Tuesday, March 19, 2013

Restaurant review, Building a Better Gefilte Fish.



What in the world has gotten into Jeffrey Chodorow?” muttered one of the food snobs at my table as he took a perfectly brined pickle from the exceptional “delicatessen” board at the rashly conceived, surprisingly accomplished “modern Jewish-American” restaurant Kutsher’s Tribeca and crunched it happily between his teeth. Chodorow, of course, is the restaurateur New York food snobs love to hate.
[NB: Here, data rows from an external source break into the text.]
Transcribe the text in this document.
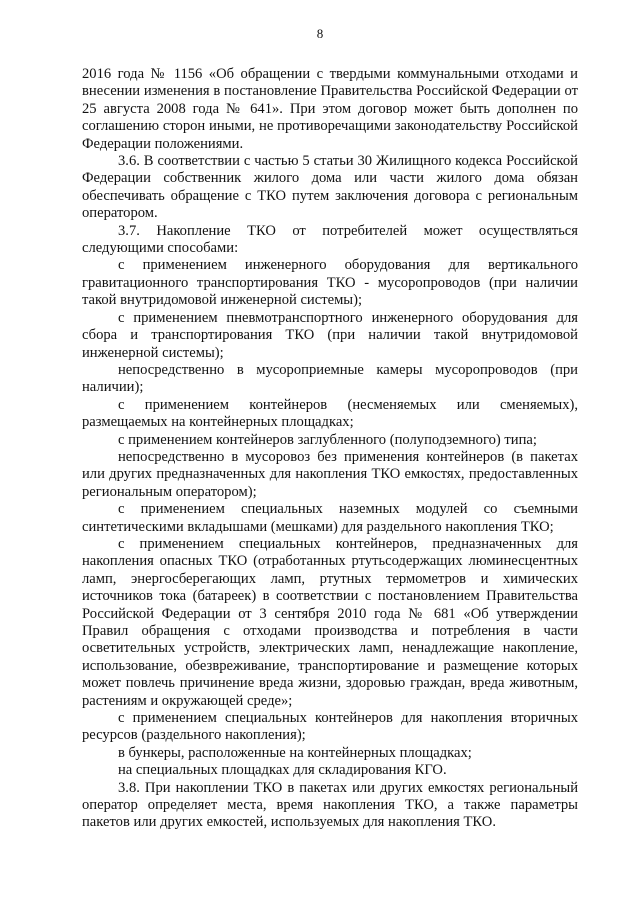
8

2016 года № 1156 «Об обращении с твердыми коммунальными отходами и внесении изменения в постановление Правительства Российской Федерации от 25 августа 2008 года № 641». При этом договор может быть дополнен по соглашению сторон иными, не противоречащими законодательству Российской Федерации положениями.

3.6. В соответствии с частью 5 статьи 30 Жилищного кодекса Российской Федерации собственник жилого дома или части жилого дома обязан обеспечивать обращение с ТКО путем заключения договора с региональным оператором.

3.7. Накопление ТКО от потребителей может осуществляться следующими способами:

с применением инженерного оборудования для вертикального гравитационного транспортирования ТКО - мусоропроводов (при наличии такой внутридомовой инженерной системы);

с применением пневмотранспортного инженерного оборудования для сбора и транспортирования ТКО (при наличии такой внутридомовой инженерной системы);

непосредственно в мусороприемные камеры мусоропроводов (при наличии);

с применением контейнеров (несменяемых или сменяемых), размещаемых на контейнерных площадках;

с применением контейнеров заглубленного (полуподземного) типа;

непосредственно в мусоровоз без применения контейнеров (в пакетах или других предназначенных для накопления ТКО емкостях, предоставленных региональным оператором);

с применением специальных наземных модулей со съемными синтетическими вкладышами (мешками) для раздельного накопления ТКО;

с применением специальных контейнеров, предназначенных для накопления опасных ТКО (отработанных ртутьсодержащих люминесцентных ламп, энергосберегающих ламп, ртутных термометров и химических источников тока (батареек) в соответствии с постановлением Правительства Российской Федерации от 3 сентября 2010 года № 681 «Об утверждении Правил обращения с отходами производства и потребления в части осветительных устройств, электрических ламп, ненадлежащие накопление, использование, обезвреживание, транспортирование и размещение которых может повлечь причинение вреда жизни, здоровью граждан, вреда животным, растениям и окружающей среде»;

с применением специальных контейнеров для накопления вторичных ресурсов (раздельного накопления);

в бункеры, расположенные на контейнерных площадках;

на специальных площадках для складирования КГО.

3.8. При накоплении ТКО в пакетах или других емкостях региональный оператор определяет места, время накопления ТКО, а также параметры пакетов или других емкостей, используемых для накопления ТКО.
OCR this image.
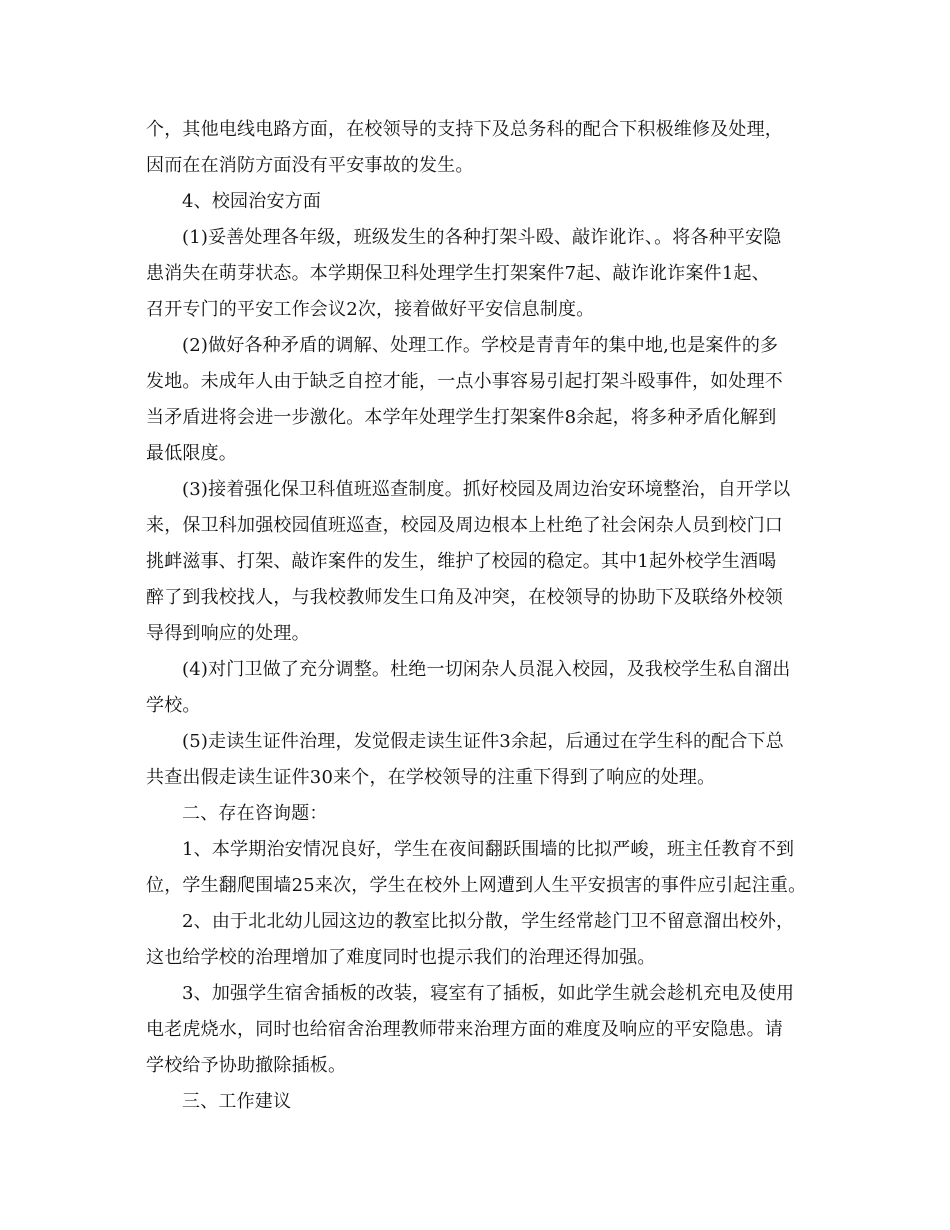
个，其他电线电路方面，在校领导的支持下及总务科的配合下积极维修及处理，
因而在在消防方面没有平安事故的发生。
4、校园治安方面
(1)妥善处理各年级，班级发生的各种打架斗殴、敲诈讹诈、。将各种平安隐
患消失在萌芽状态。本学期保卫科处理学生打架案件7起、敲诈讹诈案件1起、
召开专门的平安工作会议2次，接着做好平安信息制度。
(2)做好各种矛盾的调解、处理工作。学校是青青年的集中地,也是案件的多
发地。未成年人由于缺乏自控才能，一点小事容易引起打架斗殴事件，如处理不
当矛盾进将会进一步激化。本学年处理学生打架案件8余起，将多种矛盾化解到
最低限度。
(3)接着强化保卫科值班巡查制度。抓好校园及周边治安环境整治，自开学以
来，保卫科加强校园值班巡查，校园及周边根本上杜绝了社会闲杂人员到校门口
挑衅滋事、打架、敲诈案件的发生，维护了校园的稳定。其中1起外校学生酒喝
醉了到我校找人，与我校教师发生口角及冲突，在校领导的协助下及联络外校领
导得到响应的处理。
(4)对门卫做了充分调整。杜绝一切闲杂人员混入校园，及我校学生私自溜出
学校。
(5)走读生证件治理，发觉假走读生证件3余起，后通过在学生科的配合下总
共查出假走读生证件30来个，在学校领导的注重下得到了响应的处理。
二、存在咨询题：
1、本学期治安情况良好，学生在夜间翻跃围墙的比拟严峻，班主任教育不到
位，学生翻爬围墙25来次，学生在校外上网遭到人生平安损害的事件应引起注重。
2、由于北北幼儿园这边的教室比拟分散，学生经常趁门卫不留意溜出校外，
这也给学校的治理增加了难度同时也提示我们的治理还得加强。
3、加强学生宿舍插板的改装，寝室有了插板，如此学生就会趁机充电及使用
电老虎烧水，同时也给宿舍治理教师带来治理方面的难度及响应的平安隐患。请
学校给予协助撤除插板。
三、工作建议
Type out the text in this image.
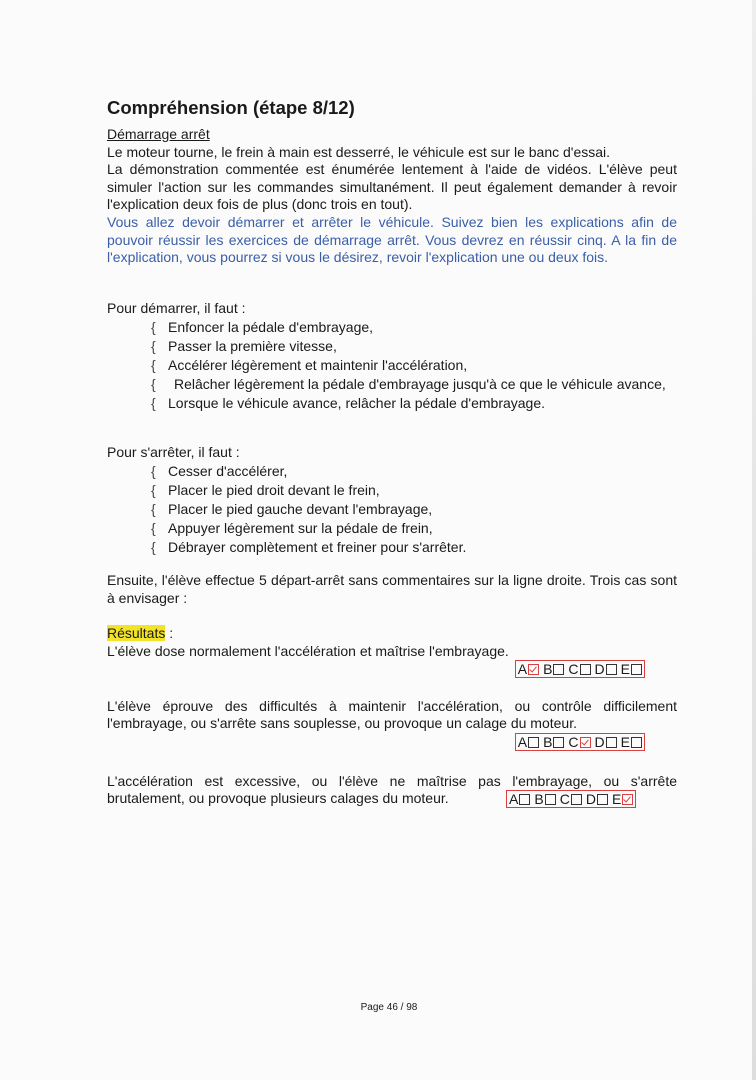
Compréhension (étape 8/12)
Démarrage arrêt
Le moteur tourne, le frein à main est desserré, le véhicule est sur le banc d'essai.
La démonstration commentée est énumérée lentement à l'aide de vidéos. L'élève peut simuler l'action sur les commandes simultanément. Il peut également demander à revoir l'explication deux fois de plus (donc trois en tout).
Vous allez devoir démarrer et arrêter le véhicule. Suivez bien les explications afin de pouvoir réussir les exercices de démarrage arrêt. Vous devrez en réussir cinq. A la fin de l'explication, vous pourrez si vous le désirez, revoir l'explication une ou deux fois.
Pour démarrer, il faut :
{ Enfoncer la pédale d'embrayage,
{ Passer la première vitesse,
{ Accélérer légèrement et maintenir l'accélération,
{ Relâcher légèrement la pédale d'embrayage jusqu'à ce que le véhicule avance,
{ Lorsque le véhicule avance, relâcher la pédale d'embrayage.
Pour s'arrêter, il faut :
{ Cesser d'accélérer,
{ Placer le pied droit devant le frein,
{ Placer le pied gauche devant l'embrayage,
{ Appuyer légèrement sur la pédale de frein,
{ Débrayer complètement et freiner pour s'arrêter.
Ensuite, l'élève effectue 5 départ-arrêt sans commentaires sur la ligne droite. Trois cas sont à envisager :
Résultats :
L'élève dose normalement l'accélération et maîtrise l'embrayage.
A B C D E
L'élève éprouve des difficultés à maintenir l'accélération, ou contrôle difficilement l'embrayage, ou s'arrête sans souplesse, ou provoque un calage du moteur.
A B C D E
L'accélération est excessive, ou l'élève ne maîtrise pas l'embrayage, ou s'arrête brutalement, ou provoque plusieurs calages du moteur.	A B C D E
Page 46 / 98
Over the years, the successful entrepreneur (he’s made millions in real estate, among other investments) has been derided by members of the self-appointed culinary smart set as a hopeless populist (his five China Grill franchises are wildly profitable), a purveyor of overpriced, passé luxury foods and schlock décor (the samurai-sword-covered Kobe Club), and a serial sponsor of endless star-crossed, crackpot dining schemes (Rocco DiSpirito’s reality-TV restaurant Rocco’s, as well as Wild Salmon and Brasserio Caviar & Banana, to name just a few).

But lately, Chodorow’s dark reputation has begun to brighten. In the past few years, while many restaurateurs have been cowering on the sidelines, he’s put his money behind a string of popular, even critical hits, including Bar Basque, Zak Pelaccio’s Fatty ’Cue and Fatty Crab, and the fashionable new Chinese farm-to-table establishment RedFarm. Now comes Kutsher’s, which has been designed by Chodorow’s young partner Zach Kutsher as a kind of upscale homage to his family’s famous Kutsher’s Country Club resort in the Catskills. The room, on Franklin Street, is appointed in a stylish, nouveau-Fontainebleau way with gold-colored light fixtures, whitewashed backlit walls, and a bar top made of copper. There’s a dish called pickled herring “two ways” on the menu, the kasha varnishkes are made with wild mushrooms and quinoa, not kasha, and the house gefilte fish is molded into decorative gourmet pedestals and feathered with micro-greens and a parsley vinaigrette.